Ontario to test guaranteed-income program amid warnings about costs, effectiveness

Ontario to test guaranteed-income program amid warnings about costs, effectiveness

The long-debated idea of a guaranteed minimum annual income for Canadians moves a small step closer to reality this week.

Former Conservative senator Hugh Segal delivers a report this week on how the "basic income pilot" announced in Ontario's February budget might work.

The Ontario government earmarked $25 million this fiscal year to establish a pilot project in the province sometime before April 2017, and appointed Segal in late June as an unpaid special adviser.

In an interview with CBC News, Segal gave some hints about his report, which is expected to be made public in mid-September for three months of public consultations.

He's quick to dismiss suggestions that guaranteed incomes foster laziness.

"For all those good folks on the right … who say that if you pay people to do nothing, they will do nothing, I remind them that 70 per cent of the people who live beneath the poverty line in Ontario … have jobs.

"They just don't earn enough through minimum wage to be above the poverty line," he said.

"So the notion that this is about chocolate, and couches, and popcorn, and watching TV is actually without any substantial basis in fact."

Segal, long an anti-poverty advocate, says any pilot project in Ontario must be in place for at least three years to be able to measure impacts effectively.

Test 2 population groups?

He also suggests two types of pilots could be tested, one in a small community to gauge its effect on the entire population, the other in one part of a larger community to compare its effect against the experience of the rest of the local population.

The Ontario government has indicated the pilot will not eliminate or consolidate existing poverty-reduction programs, but rather be designed as a top-up to such programs to lift its voluntary participants above the poverty line.

Quebec, Alberta and Prince Edward Island in recent years have raised the possibility of minimum-income pilots.

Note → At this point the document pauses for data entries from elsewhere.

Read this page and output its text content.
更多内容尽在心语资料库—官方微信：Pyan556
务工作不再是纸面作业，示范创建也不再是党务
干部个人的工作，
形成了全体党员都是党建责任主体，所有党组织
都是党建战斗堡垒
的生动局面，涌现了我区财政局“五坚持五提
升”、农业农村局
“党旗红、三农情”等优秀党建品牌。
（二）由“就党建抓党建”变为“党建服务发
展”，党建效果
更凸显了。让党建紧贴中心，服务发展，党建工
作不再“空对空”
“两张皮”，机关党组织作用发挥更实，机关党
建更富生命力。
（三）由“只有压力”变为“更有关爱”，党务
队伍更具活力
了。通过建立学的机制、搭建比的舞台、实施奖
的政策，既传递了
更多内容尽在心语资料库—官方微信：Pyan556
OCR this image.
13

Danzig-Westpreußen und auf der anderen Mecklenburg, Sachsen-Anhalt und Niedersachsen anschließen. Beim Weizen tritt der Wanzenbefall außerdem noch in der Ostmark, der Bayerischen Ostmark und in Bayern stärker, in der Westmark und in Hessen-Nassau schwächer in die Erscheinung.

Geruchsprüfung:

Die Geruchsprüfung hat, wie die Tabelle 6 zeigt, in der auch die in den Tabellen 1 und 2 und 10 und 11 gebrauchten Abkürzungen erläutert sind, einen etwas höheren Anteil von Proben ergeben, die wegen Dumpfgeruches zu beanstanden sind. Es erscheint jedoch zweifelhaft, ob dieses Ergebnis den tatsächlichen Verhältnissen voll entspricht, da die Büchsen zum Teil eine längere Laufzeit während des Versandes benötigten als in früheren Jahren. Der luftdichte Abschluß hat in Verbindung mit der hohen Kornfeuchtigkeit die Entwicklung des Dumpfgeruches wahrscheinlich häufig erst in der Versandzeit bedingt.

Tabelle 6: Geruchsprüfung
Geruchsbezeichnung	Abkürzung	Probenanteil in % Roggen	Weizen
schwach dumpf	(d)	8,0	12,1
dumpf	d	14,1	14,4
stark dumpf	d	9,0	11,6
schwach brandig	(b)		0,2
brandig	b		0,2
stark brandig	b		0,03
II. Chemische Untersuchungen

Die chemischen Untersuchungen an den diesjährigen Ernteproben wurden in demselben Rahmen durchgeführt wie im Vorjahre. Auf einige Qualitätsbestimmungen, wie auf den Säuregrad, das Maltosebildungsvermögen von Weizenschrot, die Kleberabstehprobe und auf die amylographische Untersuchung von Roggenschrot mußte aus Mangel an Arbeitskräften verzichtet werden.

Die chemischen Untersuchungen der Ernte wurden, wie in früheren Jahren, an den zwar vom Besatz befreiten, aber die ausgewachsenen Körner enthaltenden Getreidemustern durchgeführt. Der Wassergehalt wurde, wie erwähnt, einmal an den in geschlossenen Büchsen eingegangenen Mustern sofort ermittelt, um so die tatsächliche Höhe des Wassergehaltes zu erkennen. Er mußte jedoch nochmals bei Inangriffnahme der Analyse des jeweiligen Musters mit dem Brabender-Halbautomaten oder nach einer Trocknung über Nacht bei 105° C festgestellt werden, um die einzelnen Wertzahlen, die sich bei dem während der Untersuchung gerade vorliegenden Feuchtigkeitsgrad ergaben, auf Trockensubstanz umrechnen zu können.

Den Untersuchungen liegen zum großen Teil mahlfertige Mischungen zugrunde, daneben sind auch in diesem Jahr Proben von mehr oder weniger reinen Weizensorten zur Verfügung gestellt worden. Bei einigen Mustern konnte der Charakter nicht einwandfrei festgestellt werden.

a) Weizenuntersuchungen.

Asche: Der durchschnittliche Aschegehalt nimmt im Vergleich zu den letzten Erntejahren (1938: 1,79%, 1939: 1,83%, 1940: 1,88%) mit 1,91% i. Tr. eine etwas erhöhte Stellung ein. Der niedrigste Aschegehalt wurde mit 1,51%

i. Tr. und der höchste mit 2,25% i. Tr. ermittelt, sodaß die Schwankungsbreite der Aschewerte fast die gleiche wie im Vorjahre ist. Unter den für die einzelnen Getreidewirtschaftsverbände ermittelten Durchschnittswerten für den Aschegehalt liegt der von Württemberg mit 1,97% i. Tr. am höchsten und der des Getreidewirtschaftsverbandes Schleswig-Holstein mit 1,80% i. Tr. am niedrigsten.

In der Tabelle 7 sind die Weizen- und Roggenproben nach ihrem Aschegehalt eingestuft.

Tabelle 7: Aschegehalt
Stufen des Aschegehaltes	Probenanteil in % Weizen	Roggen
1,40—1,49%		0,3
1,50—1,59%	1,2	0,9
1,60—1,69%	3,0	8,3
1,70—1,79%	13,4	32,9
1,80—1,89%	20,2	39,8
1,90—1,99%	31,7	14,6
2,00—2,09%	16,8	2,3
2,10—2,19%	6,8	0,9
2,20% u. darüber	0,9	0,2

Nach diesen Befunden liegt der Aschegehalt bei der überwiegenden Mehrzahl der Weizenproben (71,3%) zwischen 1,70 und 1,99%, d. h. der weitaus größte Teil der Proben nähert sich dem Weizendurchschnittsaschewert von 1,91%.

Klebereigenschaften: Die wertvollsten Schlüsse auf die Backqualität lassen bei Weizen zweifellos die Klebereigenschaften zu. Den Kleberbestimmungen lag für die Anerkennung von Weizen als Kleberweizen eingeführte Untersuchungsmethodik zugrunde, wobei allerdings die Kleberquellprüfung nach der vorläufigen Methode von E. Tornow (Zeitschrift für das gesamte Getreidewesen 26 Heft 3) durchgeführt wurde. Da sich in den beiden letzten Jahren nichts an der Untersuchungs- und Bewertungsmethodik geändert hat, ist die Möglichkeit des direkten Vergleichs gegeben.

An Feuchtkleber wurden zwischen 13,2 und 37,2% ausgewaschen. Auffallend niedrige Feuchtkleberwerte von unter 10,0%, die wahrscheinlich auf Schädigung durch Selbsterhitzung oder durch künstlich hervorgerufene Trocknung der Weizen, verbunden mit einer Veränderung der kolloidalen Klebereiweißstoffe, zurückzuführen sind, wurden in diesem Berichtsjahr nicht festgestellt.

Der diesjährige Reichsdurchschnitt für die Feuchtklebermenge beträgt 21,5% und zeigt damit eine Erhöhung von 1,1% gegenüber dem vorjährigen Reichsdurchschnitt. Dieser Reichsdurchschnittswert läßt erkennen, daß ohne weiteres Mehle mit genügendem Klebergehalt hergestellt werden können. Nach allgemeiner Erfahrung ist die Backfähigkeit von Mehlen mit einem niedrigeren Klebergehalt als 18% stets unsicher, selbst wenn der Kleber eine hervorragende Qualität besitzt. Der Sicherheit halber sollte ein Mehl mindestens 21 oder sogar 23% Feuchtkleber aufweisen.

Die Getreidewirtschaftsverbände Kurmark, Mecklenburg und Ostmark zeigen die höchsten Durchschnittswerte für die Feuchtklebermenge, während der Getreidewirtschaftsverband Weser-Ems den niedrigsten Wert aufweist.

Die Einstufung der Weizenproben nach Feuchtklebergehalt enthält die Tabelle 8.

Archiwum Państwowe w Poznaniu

And the Liberal Party of Canada at its Winnipeg convention in late May passed a resolution making the concept party policy.

But Ontario will get no direct financial support from the Liberal government, even though Social Development Minister Jean-Yves Duclos, an economist from academia, closely studied the idea of guaranteed-income programs before entering politics.

Duclos' mandate letter makes no mention of the concept, and the government has committed only to providing relevant data to provinces that ask for it.

"There is no plan to establish a federal pilot program," said his spokesman Mathieu Filion, adding: "[Liberal] party policies are taken into consideration by the government but they are not automatically governmental policies."

Most Canadian advocates of such programs point to a federal-provincial experiment in Manitoba, dubbed "Mincome," between 1974 and 1979.

The experiment was conducted in Winnipeg and in the small community of Dauphin, with Ottawa picking up three-quarters of the $17-million budget. About 1,000 families got monthly cheques under the pilot.

A May 31 briefing note to Duclos about guaranteed annual income pilots, written shortly after the Liberals' Winnipeg convention, paints a somewhat less rosy picture than do advocates.

Less rosy

"Based on findings from the MINCOME project in Manitoba … and other GAI (Guaranteed Annual Income) pilots in the United States, it appears the results are mixed," says the heavily censored document, obtained by CBC News under the Access to Information Act.

"While there are poverty reduction impacts, these are sometimes offset by negative labour force participation rates. A GAI can also be very costly and does not necessarily lead to savings by government."

The document also warns about "the difficulty of delivering it to the self-employed, to farmers, and particularly to those who change location or family structure frequently."

On June 5, voters in Switzerland resoundingly rejected a proposal for a relatively generous guaranteed minimum income, but Finland is pressing ahead with a more modest program next year.

An Angus Reid Institute poll this summer also found broad skepticism among Canadians, with almost two-thirds of respondents indicating they would not be willing to pay more taxes to support a program providing $30,000 guaranteed annual income.

Ontario's own proposal is mindful of net costs. The February budget said the proposed pilot would "test whether a basic income would provide a more efficient way of delivering income support, strengthen the attachment to the labour force, and achieve savings in other areas, such as health care and housing supports."

Segal says his forthcoming report will lay out a balanced calculus of risks and benefits. But it's clear he's sold on the idea, having grown up in an impoverished working-class family in Montreal before the advent of universal health care.

"I do remember the debates around the dining room table on a Sunday night, about: Do we pay for the butcher? Or do we pay for the druggist? Or do we pay for the doctor? Or do we pay our rent? Or do we pay our heat? We can pick any two."